In cities throughout the United States June is Pride, a month to celebrate LGTBQ experience, identity, self-determination, and community. The celebration also commemorates the 1969 Stonewall Uprising, protests against police harassment and violence that were foundational in the Gay Liberation movement. It is also occasion to celebrate LGTBQ filmmakers and filmgoers absolutely paramount contributions to the history of art cinema, from midnight movies, to audiences participation, to the resuscitation of old Hollywood legends as cult figures, much of the vibrancy of the art house community were conceived and nurtured by communities of queer film lovers. This June check out some of the art houses paying tribute to important queer filmmakers and cinema.
Barbara Hammer: The Body in Film, The Wexner Center for the Arts
In addition to presenting the exhibition Barbara Hammer: In This Body, the Wexner Center for the Arts is hosting three programs of work by legendary experimental filmmaker Barbara Hammer. The subject of retrospectives at MoMA and the Tate, and a Teddy Award Winner, Hammer was known for her innovative formal style, lyricism, and pioneering depictions of lesbian intimacy and identity, as well as her political conviction and activism. The programs Mortal Bodies, Sensual Bodies, and Political Bodies explore Hammer’s depictions of physical vulnerability, pleasure, and her efforts to “find the political,” and include her films Nitrate Kisses (1992), A Horse is Not a Metaphor (2009), and Multiple Orgasm (1977). A longtime friend of the Wexner, Hammer passed away earlier this year, during her illness she became a committed advocate for terminally ill people’s right to die.
Paris is Burning, Film Forum, New York, NY
Before Ryan Murphy’s Pose or KIKI there was Paris is Burning. Activist filmmaker Jennie Livingston filmed Paris, a depiction of the city’s underground ballroom scene, in New York in the late 1980s. Pioneered by LGTBQ Black and Latinx activists and artists, Ballroom created a community in which houses, functioning as families, competed in dance, drag, performance, and fashion categories. Ballroom offered, and continues to offer, a platform to innovate performance art, social critique, and a supportive network in the face of homophobia, poverty, and government failure. Livingston’s films captures key figures from the community including house mother Pepper LeBeija, drag queen Dorian Corey, and choreographer Willie Ninja, describing their approach to dance and performance, and highlighting the political potency of assuming the roles of executives and military officials for ball categories. The film continues to provoke important conversations about vouyerism, white filmmakers’ relationships to their subjects, and who profits from documentary, while remaining a moving encounter with inspiring activists and artists. This June the film returns to New York for screenings at Film Forum.

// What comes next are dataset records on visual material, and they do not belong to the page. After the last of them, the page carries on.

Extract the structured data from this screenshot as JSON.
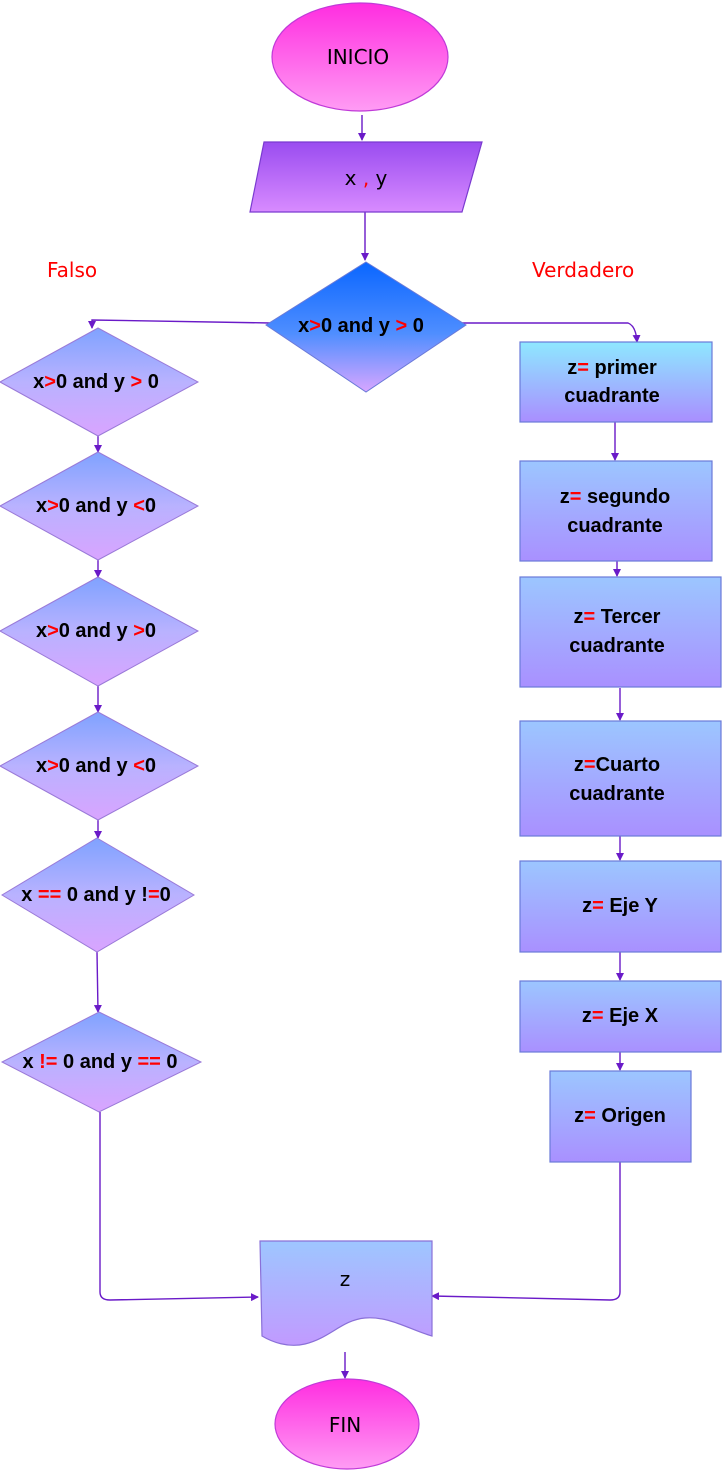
{
  "start": "INICIO",
  "input": [
    "x ",
    ",",
    " y"
  ],
  "label_false": "Falso",
  "label_true": "Verdadero",
  "decision_main": [
    "x",
    ">",
    "0 and y ",
    ">",
    " 0"
  ],
  "left_decisions": [
    [
      "x",
      ">",
      "0 and y ",
      ">",
      " 0"
    ],
    [
      "x",
      ">",
      "0 and y ",
      "<",
      "0"
    ],
    [
      "x",
      ">",
      "0 and y ",
      ">",
      "0"
    ],
    [
      "x",
      ">",
      "0 and y ",
      "<",
      "0"
    ],
    [
      "x ",
      "==",
      " 0 and y !",
      "=",
      "0"
    ],
    [
      "x ",
      "!=",
      " 0 and y ",
      "==",
      " 0"
    ]
  ],
  "right_processes": [
    {
      "line1": [
        "z",
        "=",
        " primer"
      ],
      "line2": "cuadrante"
    },
    {
      "line1": [
        "z",
        "=",
        " segundo"
      ],
      "line2": "cuadrante"
    },
    {
      "line1": [
        "z",
        "=",
        " Tercer"
      ],
      "line2": "cuadrante"
    },
    {
      "line1": [
        "z",
        "=",
        "Cuarto"
      ],
      "line2": "cuadrante"
    },
    {
      "line1": [
        "z",
        "=",
        " Eje Y"
      ],
      "line2": ""
    },
    {
      "line1": [
        "z",
        "=",
        " Eje X"
      ],
      "line2": ""
    },
    {
      "line1": [
        "z",
        "=",
        " Origen"
      ],
      "line2": ""
    }
  ],
  "output": "z",
  "end": "FIN",
  "colors": {
    "terminal": "#ff44e6",
    "box_top": "#86e9ff",
    "box_bottom": "#a88cff",
    "blue_decision": "#1a6cff",
    "text_red": "#ff0000",
    "edge": "#6a1ac8"
  }
}
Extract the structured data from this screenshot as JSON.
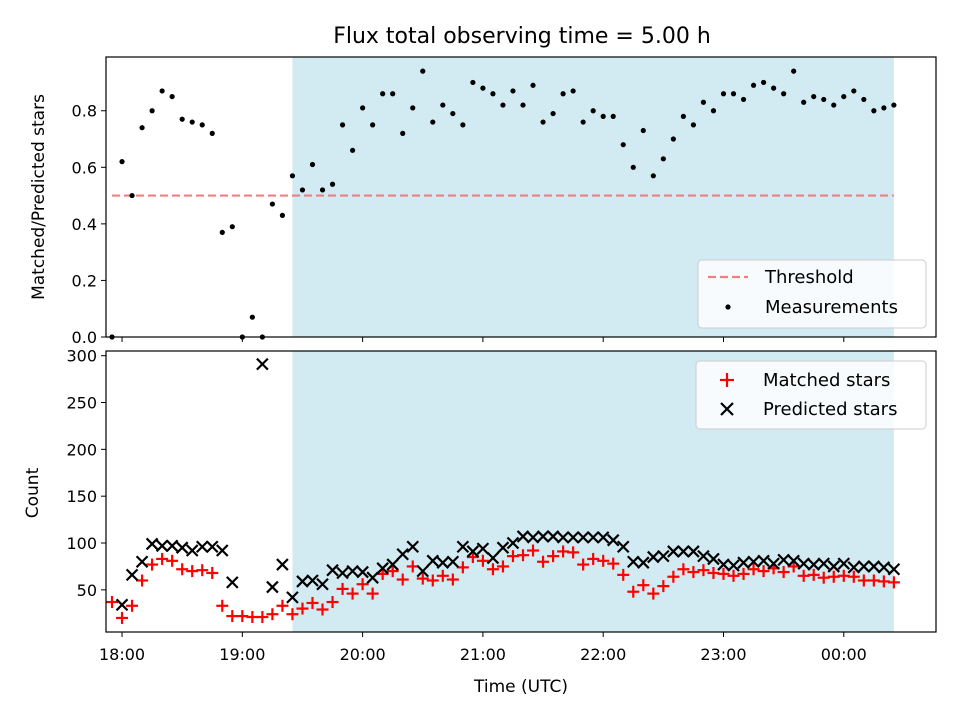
{
  "chart_data": [
    {
      "type": "scatter",
      "title": "Flux total observing time = 5.00 h",
      "xlabel": "",
      "ylabel": "Matched/Predicted stars",
      "ylim": [
        0,
        0.99
      ],
      "xlim": [
        "17:52",
        "00:46"
      ],
      "yticks": [
        "0.0",
        "0.2",
        "0.4",
        "0.6",
        "0.8"
      ],
      "grid": false,
      "legend_position": "lower-right",
      "observing_window": {
        "start": "19:25",
        "end": "00:25",
        "color": "#add8e6"
      },
      "threshold": {
        "name": "Threshold",
        "value": 0.5,
        "x_start": "17:55",
        "x_end": "00:25",
        "color": "#f08080"
      },
      "series": [
        {
          "name": "Measurements",
          "color": "#000000",
          "x": [
            "17:55",
            "18:00",
            "18:05",
            "18:10",
            "18:15",
            "18:20",
            "18:25",
            "18:30",
            "18:35",
            "18:40",
            "18:45",
            "18:50",
            "18:55",
            "19:00",
            "19:05",
            "19:10",
            "19:15",
            "19:20",
            "19:25",
            "19:30",
            "19:35",
            "19:40",
            "19:45",
            "19:50",
            "19:55",
            "20:00",
            "20:05",
            "20:10",
            "20:15",
            "20:20",
            "20:25",
            "20:30",
            "20:35",
            "20:40",
            "20:45",
            "20:50",
            "20:55",
            "21:00",
            "21:05",
            "21:10",
            "21:15",
            "21:20",
            "21:25",
            "21:30",
            "21:35",
            "21:40",
            "21:45",
            "21:50",
            "21:55",
            "22:00",
            "22:05",
            "22:10",
            "22:15",
            "22:20",
            "22:25",
            "22:30",
            "22:35",
            "22:40",
            "22:45",
            "22:50",
            "22:55",
            "23:00",
            "23:05",
            "23:10",
            "23:15",
            "23:20",
            "23:25",
            "23:30",
            "23:35",
            "23:40",
            "23:45",
            "23:50",
            "23:55",
            "00:00",
            "00:05",
            "00:10",
            "00:15",
            "00:20",
            "00:25"
          ],
          "y": [
            0.0,
            0.62,
            0.5,
            0.74,
            0.8,
            0.87,
            0.85,
            0.77,
            0.76,
            0.75,
            0.72,
            0.37,
            0.39,
            0.0,
            0.07,
            0.0,
            0.47,
            0.43,
            0.57,
            0.52,
            0.61,
            0.52,
            0.54,
            0.75,
            0.66,
            0.81,
            0.75,
            0.86,
            0.86,
            0.72,
            0.81,
            0.94,
            0.76,
            0.82,
            0.79,
            0.75,
            0.9,
            0.88,
            0.86,
            0.82,
            0.87,
            0.82,
            0.89,
            0.76,
            0.79,
            0.86,
            0.87,
            0.76,
            0.8,
            0.78,
            0.78,
            0.68,
            0.6,
            0.73,
            0.57,
            0.63,
            0.7,
            0.78,
            0.75,
            0.83,
            0.8,
            0.86,
            0.86,
            0.84,
            0.89,
            0.9,
            0.88,
            0.86,
            0.94,
            0.83,
            0.85,
            0.84,
            0.82,
            0.85,
            0.87,
            0.84,
            0.8,
            0.81,
            0.82
          ]
        }
      ]
    },
    {
      "type": "scatter",
      "title": "",
      "xlabel": "Time (UTC)",
      "ylabel": "Count",
      "ylim": [
        5,
        305
      ],
      "xlim": [
        "17:52",
        "00:46"
      ],
      "xticks": [
        "18:00",
        "19:00",
        "20:00",
        "21:00",
        "22:00",
        "23:00",
        "00:00"
      ],
      "yticks": [
        "50",
        "100",
        "150",
        "200",
        "250",
        "300"
      ],
      "grid": false,
      "legend_position": "top-right",
      "observing_window": {
        "start": "19:25",
        "end": "00:25",
        "color": "#add8e6"
      },
      "series": [
        {
          "name": "Matched stars",
          "color": "#ff0000",
          "marker": "plus",
          "x": [
            "17:55",
            "18:00",
            "18:05",
            "18:10",
            "18:15",
            "18:20",
            "18:25",
            "18:30",
            "18:35",
            "18:40",
            "18:45",
            "18:50",
            "18:55",
            "19:00",
            "19:05",
            "19:10",
            "19:15",
            "19:20",
            "19:25",
            "19:30",
            "19:35",
            "19:40",
            "19:45",
            "19:50",
            "19:55",
            "20:00",
            "20:05",
            "20:10",
            "20:15",
            "20:20",
            "20:25",
            "20:30",
            "20:35",
            "20:40",
            "20:45",
            "20:50",
            "20:55",
            "21:00",
            "21:05",
            "21:10",
            "21:15",
            "21:20",
            "21:25",
            "21:30",
            "21:35",
            "21:40",
            "21:45",
            "21:50",
            "21:55",
            "22:00",
            "22:05",
            "22:10",
            "22:15",
            "22:20",
            "22:25",
            "22:30",
            "22:35",
            "22:40",
            "22:45",
            "22:50",
            "22:55",
            "23:00",
            "23:05",
            "23:10",
            "23:15",
            "23:20",
            "23:25",
            "23:30",
            "23:35",
            "23:40",
            "23:45",
            "23:50",
            "23:55",
            "00:00",
            "00:05",
            "00:10",
            "00:15",
            "00:20",
            "00:25"
          ],
          "y": [
            37,
            20,
            33,
            60,
            77,
            83,
            81,
            72,
            70,
            71,
            68,
            33,
            22,
            22,
            21,
            21,
            24,
            33,
            24,
            30,
            36,
            29,
            37,
            51,
            46,
            56,
            46,
            67,
            70,
            61,
            75,
            62,
            60,
            65,
            61,
            74,
            85,
            81,
            72,
            75,
            86,
            87,
            92,
            80,
            86,
            91,
            90,
            77,
            83,
            81,
            78,
            66,
            48,
            55,
            46,
            54,
            64,
            72,
            69,
            71,
            68,
            67,
            65,
            67,
            72,
            70,
            73,
            69,
            75,
            65,
            66,
            63,
            64,
            65,
            64,
            60,
            60,
            59,
            58
          ]
        },
        {
          "name": "Predicted stars",
          "color": "#000000",
          "marker": "x",
          "x": [
            "18:00",
            "18:05",
            "18:10",
            "18:15",
            "18:20",
            "18:25",
            "18:30",
            "18:35",
            "18:40",
            "18:45",
            "18:50",
            "18:55",
            "19:10",
            "19:15",
            "19:20",
            "19:25",
            "19:30",
            "19:35",
            "19:40",
            "19:45",
            "19:50",
            "19:55",
            "20:00",
            "20:05",
            "20:10",
            "20:15",
            "20:20",
            "20:25",
            "20:30",
            "20:35",
            "20:40",
            "20:45",
            "20:50",
            "20:55",
            "21:00",
            "21:05",
            "21:10",
            "21:15",
            "21:20",
            "21:25",
            "21:30",
            "21:35",
            "21:40",
            "21:45",
            "21:50",
            "21:55",
            "22:00",
            "22:05",
            "22:10",
            "22:15",
            "22:20",
            "22:25",
            "22:30",
            "22:35",
            "22:40",
            "22:45",
            "22:50",
            "22:55",
            "23:00",
            "23:05",
            "23:10",
            "23:15",
            "23:20",
            "23:25",
            "23:30",
            "23:35",
            "23:40",
            "23:45",
            "23:50",
            "23:55",
            "00:00",
            "00:05",
            "00:10",
            "00:15",
            "00:20",
            "00:25"
          ],
          "y": [
            34,
            66,
            80,
            99,
            97,
            97,
            95,
            92,
            96,
            96,
            92,
            58,
            291,
            53,
            77,
            42,
            59,
            60,
            56,
            71,
            68,
            70,
            69,
            63,
            73,
            77,
            88,
            96,
            70,
            81,
            79,
            80,
            96,
            91,
            94,
            84,
            95,
            100,
            107,
            106,
            107,
            107,
            106,
            106,
            106,
            106,
            106,
            103,
            96,
            80,
            79,
            85,
            86,
            91,
            91,
            91,
            86,
            83,
            77,
            76,
            79,
            80,
            81,
            78,
            82,
            81,
            78,
            77,
            78,
            75,
            78,
            74,
            75,
            75,
            74,
            72
          ]
        }
      ]
    }
  ]
}
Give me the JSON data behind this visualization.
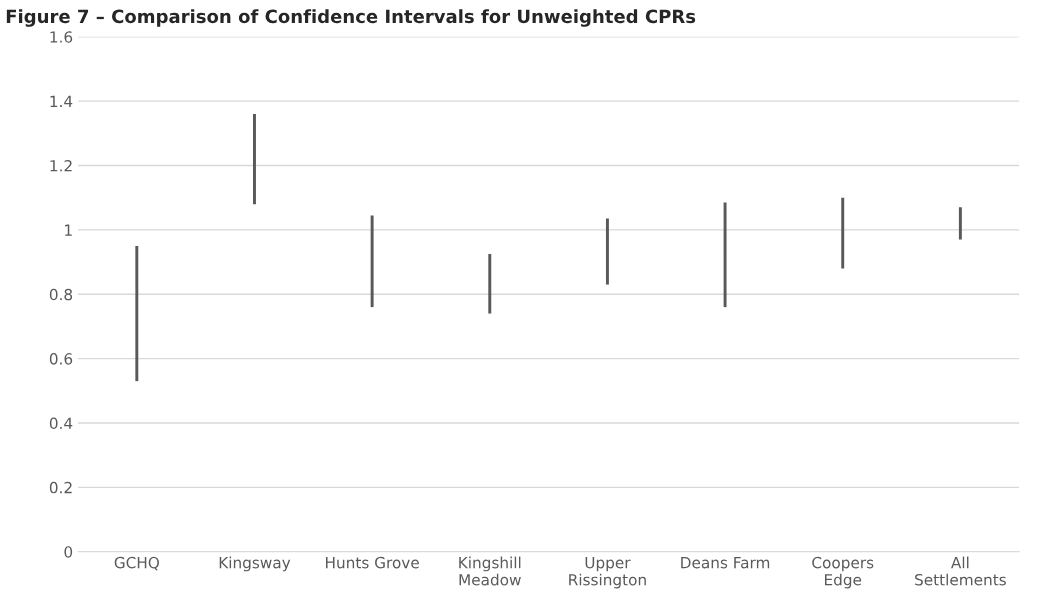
{
  "chart_data": {
    "type": "bar",
    "title": "Figure 7 – Comparison of Confidence Intervals for Unweighted CPRs",
    "categories": [
      "GCHQ",
      "Kingsway",
      "Hunts Grove",
      "Kingshill\nMeadow",
      "Upper\nRissington",
      "Deans Farm",
      "Coopers\nEdge",
      "All\nSettlements"
    ],
    "base": [
      0.53,
      1.08,
      0.76,
      0.74,
      0.83,
      0.76,
      0.88,
      0.97
    ],
    "values": [
      0.42,
      0.28,
      0.285,
      0.185,
      0.205,
      0.325,
      0.22,
      0.1
    ],
    "color": "#595959",
    "ylim": [
      0,
      1.6
    ],
    "yticks": [
      0,
      0.2,
      0.4,
      0.6,
      0.8,
      1,
      1.2,
      1.4,
      1.6
    ],
    "grid": "y"
  }
}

“Since Stonewall,” Trylon Cinema, Minneapolis, MN
The Trylon Cinema in Minneapolis celebrates the anniversary of Stonewall with “Since Stonewall,” a two-screening series featuring presentation of The Boys in the Band (soon to be adapted again by Ryan Murphy), a 1970 film adaptation of the popular off-Broadway play considered one of mainstream film’s first depictions of gay life, and The Celluloid Closet, a seminal documentary about LGTBQ representation in Hollywood Cinema.
Ek Ladki Ko Dekha Toh Aisa Laga, TIFF Bell Lightbox, Toronto, Ontario
TIFF Bell Lightbox presents a screening of Ek Ladki Ko Dekha Toh Aisa Laga, Bollywood’s first lesbian love story and a conversation about representation and inclusivity in Bollywood. Co-written by transgender activist and screenwriter Gazal Dhaliwal, the film is the first to depict Lesbian relationships within the context of a mainstream Indian film (filmmakers including Deepa Metha have previously explored lesbian relationships in indie cinema). Panelists include film programmer Aaditya Aggarwal, and Indu Vashist, Executive Director of the South Asian Visual Arts Center.